Talking to your patient using a secure video connection doesn’t meet the criteria for telehealth as developed by CMS. There are no current CPT codes that describe that situation. There is no way to report it to the insurance company and be reimbursed for the service. There are CPT codes for non-face-to-face services such as phone calls and on-line medical evaluations, but they don’t describe a video discussion with a patient and have a status indicator of non-covered. (Insurance won’t pay, bill the patient). Interprofessional telephone/internet consultation codes describe physician-to-physician consults and have a status indicator of bundled. (No one will pay.)
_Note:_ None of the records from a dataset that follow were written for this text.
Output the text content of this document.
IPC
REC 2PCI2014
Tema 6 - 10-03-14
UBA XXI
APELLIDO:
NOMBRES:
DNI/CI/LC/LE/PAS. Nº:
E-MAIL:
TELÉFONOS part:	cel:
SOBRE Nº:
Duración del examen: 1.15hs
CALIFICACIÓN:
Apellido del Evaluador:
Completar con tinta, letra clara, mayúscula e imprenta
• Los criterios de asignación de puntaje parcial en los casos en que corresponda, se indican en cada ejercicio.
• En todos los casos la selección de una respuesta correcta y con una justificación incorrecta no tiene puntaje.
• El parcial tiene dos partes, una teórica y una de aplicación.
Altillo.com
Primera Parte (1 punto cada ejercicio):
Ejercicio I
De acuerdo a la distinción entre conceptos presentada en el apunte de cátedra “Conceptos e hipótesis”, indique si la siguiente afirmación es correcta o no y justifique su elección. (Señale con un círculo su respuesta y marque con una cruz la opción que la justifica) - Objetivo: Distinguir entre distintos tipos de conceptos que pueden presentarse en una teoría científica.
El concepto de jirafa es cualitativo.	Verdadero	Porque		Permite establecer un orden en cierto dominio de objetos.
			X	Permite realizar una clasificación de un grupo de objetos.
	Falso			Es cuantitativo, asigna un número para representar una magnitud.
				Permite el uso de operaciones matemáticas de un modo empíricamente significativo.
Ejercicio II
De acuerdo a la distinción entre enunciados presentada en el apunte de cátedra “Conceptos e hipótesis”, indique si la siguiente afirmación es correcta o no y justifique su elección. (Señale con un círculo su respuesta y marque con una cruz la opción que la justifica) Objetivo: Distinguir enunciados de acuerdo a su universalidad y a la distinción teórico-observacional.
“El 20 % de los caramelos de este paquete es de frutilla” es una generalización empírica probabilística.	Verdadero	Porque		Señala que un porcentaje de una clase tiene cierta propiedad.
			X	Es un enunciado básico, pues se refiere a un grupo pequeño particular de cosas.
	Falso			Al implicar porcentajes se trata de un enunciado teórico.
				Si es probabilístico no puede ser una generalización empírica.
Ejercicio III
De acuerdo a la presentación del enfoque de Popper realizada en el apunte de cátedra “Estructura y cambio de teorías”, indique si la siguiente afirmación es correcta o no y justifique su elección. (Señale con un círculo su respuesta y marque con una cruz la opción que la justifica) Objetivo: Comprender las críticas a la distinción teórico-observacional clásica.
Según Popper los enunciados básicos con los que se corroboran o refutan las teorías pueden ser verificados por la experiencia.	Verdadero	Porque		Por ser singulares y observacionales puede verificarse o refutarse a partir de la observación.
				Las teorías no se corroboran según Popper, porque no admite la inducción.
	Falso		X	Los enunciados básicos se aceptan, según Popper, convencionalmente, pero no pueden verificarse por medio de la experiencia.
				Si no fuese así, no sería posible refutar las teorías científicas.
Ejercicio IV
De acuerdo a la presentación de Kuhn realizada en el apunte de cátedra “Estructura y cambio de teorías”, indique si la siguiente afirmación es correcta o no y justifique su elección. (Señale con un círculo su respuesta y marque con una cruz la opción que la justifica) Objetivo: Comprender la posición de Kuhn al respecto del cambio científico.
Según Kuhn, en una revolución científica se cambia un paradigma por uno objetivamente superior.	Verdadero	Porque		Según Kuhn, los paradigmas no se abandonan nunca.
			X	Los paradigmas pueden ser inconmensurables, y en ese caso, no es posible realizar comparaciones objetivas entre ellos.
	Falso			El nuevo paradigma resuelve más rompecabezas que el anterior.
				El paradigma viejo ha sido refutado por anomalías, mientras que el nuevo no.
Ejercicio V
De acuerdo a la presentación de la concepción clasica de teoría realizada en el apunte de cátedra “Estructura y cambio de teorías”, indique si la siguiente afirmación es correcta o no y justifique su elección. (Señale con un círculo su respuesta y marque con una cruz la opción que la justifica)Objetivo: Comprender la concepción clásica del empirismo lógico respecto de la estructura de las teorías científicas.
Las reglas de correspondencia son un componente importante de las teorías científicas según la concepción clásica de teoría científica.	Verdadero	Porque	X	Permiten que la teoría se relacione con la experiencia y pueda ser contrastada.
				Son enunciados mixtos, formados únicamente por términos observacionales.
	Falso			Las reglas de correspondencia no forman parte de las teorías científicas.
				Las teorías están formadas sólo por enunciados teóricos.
What about CMS’s telehealth benefit? Telehealth is a covered service between a patient in an originating setting that is in a Health Professional Shortage Area or in a county outside of a Metropolitan Statistical Area. The originating site is a physician office, hospital, critical access hospital, rural health clinic, federally qualified health center, skilled nursing facility or community mental health center. Home is not one of the locations. The patient is located in one of these settings and their provider requests that a distant health professional assess and treat the patient through video-conferencing. There are specific CPT codes that may be reported in these instances. Telehealth as currently defined does not mean that a physician or healthcare professional uses a video-conference to treat their own patient.
Now, you’ll tell me we are moving from fee-for-service medicine into caring for our patients in a way that doesn’t require them to drive to our offices. We have mobile apps for monitoring their well being, and our goal is to keep them healthy and not consuming healthcare resources. (That’s a euphemism for driving up costs we’re at risk for.) But, most of us aren’t there yet. Most of our revenue comes from fee-for-service and there is no CPT or HCPCS code that currently describes a physician using video-conferencing to talk with their patient.